Culture Shifting Weekend founder Andrea Hoffman has dedicated herself to diversity and inclusion for several years and has a renowned Rolodex of black executives and founders. She describes Culture Shifting Weekend as a mission disguised as an event series with the goal of redesigning the corporate workplace to elevate talent and achieve true inclusion.

Companies should support value-aligned events such as Culture Shifting Weekend for three main benefits:

  1. It curated an audience of like-minded people who are dedicated to helping each other.

More than 300 C-Suite executives, financiers, and tech and health entrepreneurs of color came together for a weekend of collaborating, deal-making and celebrating actions that make the upper reaches of America’s boardrooms and tech company corner offices more diverse. But more than simply gathering accomplished people together, Culture Shifting Weekend cultivates a culture of generosity and genuine helpfulness.

2. It uncovered hidden figures i.e.- talented professionals of color not easily found using traditional recruiting methods and events.

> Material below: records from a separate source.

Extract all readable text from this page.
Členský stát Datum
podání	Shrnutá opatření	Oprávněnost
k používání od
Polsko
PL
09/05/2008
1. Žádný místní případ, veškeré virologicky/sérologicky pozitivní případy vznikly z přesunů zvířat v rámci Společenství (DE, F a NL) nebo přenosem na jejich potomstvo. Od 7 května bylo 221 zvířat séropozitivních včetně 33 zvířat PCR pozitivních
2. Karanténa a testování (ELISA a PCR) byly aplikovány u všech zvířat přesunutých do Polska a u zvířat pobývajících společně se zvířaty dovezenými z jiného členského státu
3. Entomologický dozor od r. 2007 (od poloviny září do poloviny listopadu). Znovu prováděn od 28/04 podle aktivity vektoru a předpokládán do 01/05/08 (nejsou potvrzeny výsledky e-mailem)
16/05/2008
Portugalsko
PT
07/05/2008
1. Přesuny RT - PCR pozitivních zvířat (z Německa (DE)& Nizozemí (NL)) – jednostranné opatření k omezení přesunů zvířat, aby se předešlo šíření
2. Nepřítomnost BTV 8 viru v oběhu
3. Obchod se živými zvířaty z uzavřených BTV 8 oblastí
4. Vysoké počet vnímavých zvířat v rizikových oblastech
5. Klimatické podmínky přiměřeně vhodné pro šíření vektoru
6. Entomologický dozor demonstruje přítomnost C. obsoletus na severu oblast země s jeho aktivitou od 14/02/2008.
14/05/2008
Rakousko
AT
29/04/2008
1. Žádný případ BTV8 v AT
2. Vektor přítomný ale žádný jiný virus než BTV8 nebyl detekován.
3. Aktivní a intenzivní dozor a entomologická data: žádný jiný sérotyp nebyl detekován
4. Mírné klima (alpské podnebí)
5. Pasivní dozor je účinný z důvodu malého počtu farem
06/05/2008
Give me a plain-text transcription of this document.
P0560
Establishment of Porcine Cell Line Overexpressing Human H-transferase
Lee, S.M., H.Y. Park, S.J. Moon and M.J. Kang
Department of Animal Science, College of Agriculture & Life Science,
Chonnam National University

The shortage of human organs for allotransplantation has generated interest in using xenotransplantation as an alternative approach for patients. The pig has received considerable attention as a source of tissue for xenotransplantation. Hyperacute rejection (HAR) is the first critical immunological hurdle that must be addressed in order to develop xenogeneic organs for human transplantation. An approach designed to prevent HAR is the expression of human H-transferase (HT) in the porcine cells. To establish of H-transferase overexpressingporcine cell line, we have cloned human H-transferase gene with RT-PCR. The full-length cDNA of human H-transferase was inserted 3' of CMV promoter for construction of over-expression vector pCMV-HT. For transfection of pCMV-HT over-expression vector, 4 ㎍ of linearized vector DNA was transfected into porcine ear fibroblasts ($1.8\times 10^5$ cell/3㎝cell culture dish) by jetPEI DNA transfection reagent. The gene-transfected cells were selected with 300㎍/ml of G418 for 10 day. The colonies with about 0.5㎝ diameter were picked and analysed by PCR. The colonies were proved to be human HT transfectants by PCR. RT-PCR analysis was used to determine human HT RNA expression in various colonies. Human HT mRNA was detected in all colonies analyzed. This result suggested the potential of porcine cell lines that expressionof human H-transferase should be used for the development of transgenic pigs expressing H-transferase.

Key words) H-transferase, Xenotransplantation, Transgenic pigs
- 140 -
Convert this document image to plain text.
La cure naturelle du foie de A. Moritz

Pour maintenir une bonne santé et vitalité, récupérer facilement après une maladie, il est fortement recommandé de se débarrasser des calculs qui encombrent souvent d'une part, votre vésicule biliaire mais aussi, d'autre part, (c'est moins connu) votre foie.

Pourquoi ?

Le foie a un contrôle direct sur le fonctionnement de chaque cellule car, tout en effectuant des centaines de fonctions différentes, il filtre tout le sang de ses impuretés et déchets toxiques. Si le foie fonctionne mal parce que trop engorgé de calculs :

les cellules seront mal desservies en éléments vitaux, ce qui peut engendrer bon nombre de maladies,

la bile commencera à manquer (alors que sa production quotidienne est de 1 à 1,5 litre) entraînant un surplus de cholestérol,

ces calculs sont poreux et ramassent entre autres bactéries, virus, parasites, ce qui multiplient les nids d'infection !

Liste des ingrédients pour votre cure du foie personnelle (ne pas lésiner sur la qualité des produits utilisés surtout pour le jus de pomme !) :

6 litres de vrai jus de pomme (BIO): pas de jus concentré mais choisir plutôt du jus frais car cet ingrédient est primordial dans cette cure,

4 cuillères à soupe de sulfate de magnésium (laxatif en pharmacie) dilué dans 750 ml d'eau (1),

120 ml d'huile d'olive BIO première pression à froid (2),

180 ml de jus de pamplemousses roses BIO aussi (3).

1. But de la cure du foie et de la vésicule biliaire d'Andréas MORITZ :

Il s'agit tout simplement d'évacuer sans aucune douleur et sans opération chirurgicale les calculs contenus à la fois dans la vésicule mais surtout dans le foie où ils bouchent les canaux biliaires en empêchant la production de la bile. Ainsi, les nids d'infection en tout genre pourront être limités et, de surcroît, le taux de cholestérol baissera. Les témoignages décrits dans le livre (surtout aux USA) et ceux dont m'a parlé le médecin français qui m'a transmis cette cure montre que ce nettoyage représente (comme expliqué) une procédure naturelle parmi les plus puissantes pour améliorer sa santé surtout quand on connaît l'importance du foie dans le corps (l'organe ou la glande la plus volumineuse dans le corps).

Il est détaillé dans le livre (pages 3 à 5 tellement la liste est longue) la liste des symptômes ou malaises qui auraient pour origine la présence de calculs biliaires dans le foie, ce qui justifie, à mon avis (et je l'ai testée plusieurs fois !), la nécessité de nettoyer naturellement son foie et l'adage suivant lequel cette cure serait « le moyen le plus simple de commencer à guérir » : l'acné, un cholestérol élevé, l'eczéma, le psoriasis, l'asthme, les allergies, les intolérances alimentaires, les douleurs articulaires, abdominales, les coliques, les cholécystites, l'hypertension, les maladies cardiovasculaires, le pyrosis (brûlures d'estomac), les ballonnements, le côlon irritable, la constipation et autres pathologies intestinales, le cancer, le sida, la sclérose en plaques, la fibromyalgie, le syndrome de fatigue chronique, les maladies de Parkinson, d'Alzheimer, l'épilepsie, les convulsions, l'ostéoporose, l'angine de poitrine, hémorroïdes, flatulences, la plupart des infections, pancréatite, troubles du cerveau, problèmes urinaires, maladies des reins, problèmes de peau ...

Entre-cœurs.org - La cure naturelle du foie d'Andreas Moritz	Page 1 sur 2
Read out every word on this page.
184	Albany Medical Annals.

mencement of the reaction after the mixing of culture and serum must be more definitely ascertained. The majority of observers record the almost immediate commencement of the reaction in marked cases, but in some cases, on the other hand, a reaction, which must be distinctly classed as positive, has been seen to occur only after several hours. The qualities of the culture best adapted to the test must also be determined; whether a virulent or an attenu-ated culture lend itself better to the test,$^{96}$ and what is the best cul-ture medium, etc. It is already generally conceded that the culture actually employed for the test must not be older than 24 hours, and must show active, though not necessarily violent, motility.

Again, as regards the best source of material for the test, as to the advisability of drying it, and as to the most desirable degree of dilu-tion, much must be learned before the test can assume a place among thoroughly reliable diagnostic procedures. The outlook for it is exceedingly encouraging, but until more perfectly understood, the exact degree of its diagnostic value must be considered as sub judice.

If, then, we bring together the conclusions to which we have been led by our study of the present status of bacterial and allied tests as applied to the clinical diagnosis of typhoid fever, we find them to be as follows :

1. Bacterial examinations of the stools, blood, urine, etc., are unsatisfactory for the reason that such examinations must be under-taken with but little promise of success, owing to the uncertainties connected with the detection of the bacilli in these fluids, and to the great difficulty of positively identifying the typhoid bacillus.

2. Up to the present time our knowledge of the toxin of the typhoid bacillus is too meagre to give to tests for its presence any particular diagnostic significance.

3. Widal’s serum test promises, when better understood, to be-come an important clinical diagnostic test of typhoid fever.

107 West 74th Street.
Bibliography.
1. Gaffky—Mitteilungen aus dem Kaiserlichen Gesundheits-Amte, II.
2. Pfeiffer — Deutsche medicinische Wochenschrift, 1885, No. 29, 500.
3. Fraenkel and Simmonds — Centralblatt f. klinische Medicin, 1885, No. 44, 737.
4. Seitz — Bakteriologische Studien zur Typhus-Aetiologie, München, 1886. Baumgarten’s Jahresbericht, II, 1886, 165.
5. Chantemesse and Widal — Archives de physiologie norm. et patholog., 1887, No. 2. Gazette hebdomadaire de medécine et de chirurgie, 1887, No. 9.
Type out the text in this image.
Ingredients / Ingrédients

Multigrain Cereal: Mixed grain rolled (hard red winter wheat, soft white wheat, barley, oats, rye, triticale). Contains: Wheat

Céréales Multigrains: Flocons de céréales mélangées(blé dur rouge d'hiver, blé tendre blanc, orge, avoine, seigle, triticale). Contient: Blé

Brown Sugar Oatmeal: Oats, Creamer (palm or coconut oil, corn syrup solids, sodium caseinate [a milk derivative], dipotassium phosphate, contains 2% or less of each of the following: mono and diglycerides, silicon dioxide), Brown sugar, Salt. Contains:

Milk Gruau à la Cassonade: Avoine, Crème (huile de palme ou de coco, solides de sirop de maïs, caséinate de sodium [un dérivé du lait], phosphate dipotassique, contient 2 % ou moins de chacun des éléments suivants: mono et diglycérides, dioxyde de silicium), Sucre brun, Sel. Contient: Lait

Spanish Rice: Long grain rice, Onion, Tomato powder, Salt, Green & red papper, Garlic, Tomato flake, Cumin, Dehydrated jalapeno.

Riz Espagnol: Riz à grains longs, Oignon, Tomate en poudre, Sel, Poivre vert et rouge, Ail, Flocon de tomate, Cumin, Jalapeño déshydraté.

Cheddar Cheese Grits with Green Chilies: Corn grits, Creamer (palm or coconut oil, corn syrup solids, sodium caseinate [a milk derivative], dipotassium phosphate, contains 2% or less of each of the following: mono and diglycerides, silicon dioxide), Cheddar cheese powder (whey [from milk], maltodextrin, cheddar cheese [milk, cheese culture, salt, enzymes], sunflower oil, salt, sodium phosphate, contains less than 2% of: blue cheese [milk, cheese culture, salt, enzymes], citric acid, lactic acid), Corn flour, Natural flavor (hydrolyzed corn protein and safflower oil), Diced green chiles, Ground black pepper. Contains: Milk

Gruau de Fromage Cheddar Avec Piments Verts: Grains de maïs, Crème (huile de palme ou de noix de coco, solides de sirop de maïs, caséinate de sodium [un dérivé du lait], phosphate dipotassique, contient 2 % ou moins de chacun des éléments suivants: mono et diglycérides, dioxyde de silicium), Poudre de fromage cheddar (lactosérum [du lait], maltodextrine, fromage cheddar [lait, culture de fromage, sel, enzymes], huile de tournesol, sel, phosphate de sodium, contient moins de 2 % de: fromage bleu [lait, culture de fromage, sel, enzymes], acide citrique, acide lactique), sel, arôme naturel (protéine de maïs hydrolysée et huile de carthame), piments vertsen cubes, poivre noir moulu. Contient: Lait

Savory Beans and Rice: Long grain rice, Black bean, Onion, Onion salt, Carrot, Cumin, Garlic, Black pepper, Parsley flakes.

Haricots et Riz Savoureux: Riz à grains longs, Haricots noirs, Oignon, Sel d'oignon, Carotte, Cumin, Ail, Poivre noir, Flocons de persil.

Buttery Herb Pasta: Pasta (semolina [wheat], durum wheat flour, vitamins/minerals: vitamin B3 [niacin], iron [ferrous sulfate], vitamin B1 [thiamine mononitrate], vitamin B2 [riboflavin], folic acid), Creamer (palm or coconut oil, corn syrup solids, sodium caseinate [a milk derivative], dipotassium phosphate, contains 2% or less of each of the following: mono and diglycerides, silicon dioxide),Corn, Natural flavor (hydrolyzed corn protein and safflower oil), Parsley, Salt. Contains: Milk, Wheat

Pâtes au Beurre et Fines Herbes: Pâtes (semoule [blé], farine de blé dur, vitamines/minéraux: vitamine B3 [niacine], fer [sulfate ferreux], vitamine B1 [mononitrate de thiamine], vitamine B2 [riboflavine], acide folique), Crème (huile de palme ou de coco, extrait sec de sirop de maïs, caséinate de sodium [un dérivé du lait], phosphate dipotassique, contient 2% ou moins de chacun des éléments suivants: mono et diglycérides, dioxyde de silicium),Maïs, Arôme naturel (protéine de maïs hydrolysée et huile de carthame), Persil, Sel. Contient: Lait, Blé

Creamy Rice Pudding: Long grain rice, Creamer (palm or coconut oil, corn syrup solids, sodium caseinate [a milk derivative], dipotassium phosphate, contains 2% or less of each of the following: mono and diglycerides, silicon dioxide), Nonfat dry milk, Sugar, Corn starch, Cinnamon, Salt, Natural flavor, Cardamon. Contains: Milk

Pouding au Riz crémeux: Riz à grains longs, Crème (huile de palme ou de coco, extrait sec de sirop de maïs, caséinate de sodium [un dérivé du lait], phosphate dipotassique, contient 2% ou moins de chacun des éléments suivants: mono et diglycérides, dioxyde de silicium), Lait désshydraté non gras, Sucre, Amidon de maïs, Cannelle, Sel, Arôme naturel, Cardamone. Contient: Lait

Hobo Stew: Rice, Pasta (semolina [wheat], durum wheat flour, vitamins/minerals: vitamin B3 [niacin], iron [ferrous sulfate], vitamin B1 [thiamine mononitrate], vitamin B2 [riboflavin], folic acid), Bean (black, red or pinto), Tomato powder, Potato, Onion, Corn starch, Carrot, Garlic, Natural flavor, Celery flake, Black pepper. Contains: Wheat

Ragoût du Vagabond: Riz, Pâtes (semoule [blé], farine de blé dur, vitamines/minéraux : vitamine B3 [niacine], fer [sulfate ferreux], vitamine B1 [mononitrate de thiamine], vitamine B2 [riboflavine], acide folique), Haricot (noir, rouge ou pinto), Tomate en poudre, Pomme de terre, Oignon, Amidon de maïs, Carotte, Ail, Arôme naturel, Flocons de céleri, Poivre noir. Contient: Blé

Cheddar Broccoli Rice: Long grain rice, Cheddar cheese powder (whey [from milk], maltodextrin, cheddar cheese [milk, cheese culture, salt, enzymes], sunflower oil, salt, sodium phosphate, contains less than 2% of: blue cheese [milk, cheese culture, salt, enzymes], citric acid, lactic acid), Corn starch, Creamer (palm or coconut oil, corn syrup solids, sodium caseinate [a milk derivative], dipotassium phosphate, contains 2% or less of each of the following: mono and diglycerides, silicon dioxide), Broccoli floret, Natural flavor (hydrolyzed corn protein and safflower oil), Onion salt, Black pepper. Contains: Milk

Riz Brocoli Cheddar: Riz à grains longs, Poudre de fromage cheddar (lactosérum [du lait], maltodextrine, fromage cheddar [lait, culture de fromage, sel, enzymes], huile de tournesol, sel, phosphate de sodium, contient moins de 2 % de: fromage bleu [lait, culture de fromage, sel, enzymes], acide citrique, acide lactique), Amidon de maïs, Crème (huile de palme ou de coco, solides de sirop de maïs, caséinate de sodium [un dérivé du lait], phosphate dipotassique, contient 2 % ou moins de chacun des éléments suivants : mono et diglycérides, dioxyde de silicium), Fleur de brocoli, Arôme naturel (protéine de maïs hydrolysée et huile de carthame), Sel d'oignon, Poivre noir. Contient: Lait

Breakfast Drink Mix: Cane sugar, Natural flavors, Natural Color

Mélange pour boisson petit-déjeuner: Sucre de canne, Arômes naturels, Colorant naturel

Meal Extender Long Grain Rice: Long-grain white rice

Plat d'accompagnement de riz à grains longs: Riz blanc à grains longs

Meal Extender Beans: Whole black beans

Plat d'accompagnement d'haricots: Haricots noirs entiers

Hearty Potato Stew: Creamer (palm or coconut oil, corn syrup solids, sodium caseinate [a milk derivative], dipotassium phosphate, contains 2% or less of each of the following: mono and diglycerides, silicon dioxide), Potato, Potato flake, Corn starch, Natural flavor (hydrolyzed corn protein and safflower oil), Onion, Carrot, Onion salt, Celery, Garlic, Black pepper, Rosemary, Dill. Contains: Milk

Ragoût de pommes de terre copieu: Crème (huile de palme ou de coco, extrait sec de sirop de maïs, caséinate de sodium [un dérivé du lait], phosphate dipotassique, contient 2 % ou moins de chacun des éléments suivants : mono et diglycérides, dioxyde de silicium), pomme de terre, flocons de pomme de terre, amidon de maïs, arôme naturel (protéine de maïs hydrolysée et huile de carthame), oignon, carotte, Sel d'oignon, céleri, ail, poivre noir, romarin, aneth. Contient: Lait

Those who attended were able to take advantage of opportunities to establish and develop relationships with executives and entrepreneurs of color, high profile investors, and critical corporate partners who recognize the importance of diversity and inclusion as it relates to business goals and innovation. As Andrea Hoffman expressed, “People often say to me, ‘Where are the people of color who can lead America’s best companies?’ The answer is they’re right here — hiding in plain sight.”

3. It helped foster knowledge sharing for improving culture.

Like office hours for diversity and inclusion, in talking with high-level people who have considered strategy, you can learn and incorporate their strategies into your organization more thoughtfully because you can talk to people who’ve been there and done that. So it was useful to have the perspective of really wise people.

Overall, the event was inspirational and directional. It was inspirational in that it gave a way in which one could see the world. It was directional because it gave a lot of practical knowledge sharing and networking that could drive the change that we’re trying to create.

The perceived difficulty of achieving diversity and inclusion is a limiting belief that serves as an excuse for inaction. I named my company Talent Karma because “karma” is the Sanskrit word for action; to cultivate an inclusive environment where talent thrives, you have to take certain actions. I don’t doubt the sincerity of the sentiment but I think that we must seriously consider the frameworks in which we assess the issue and more importantly, we must become much more practical and tactical.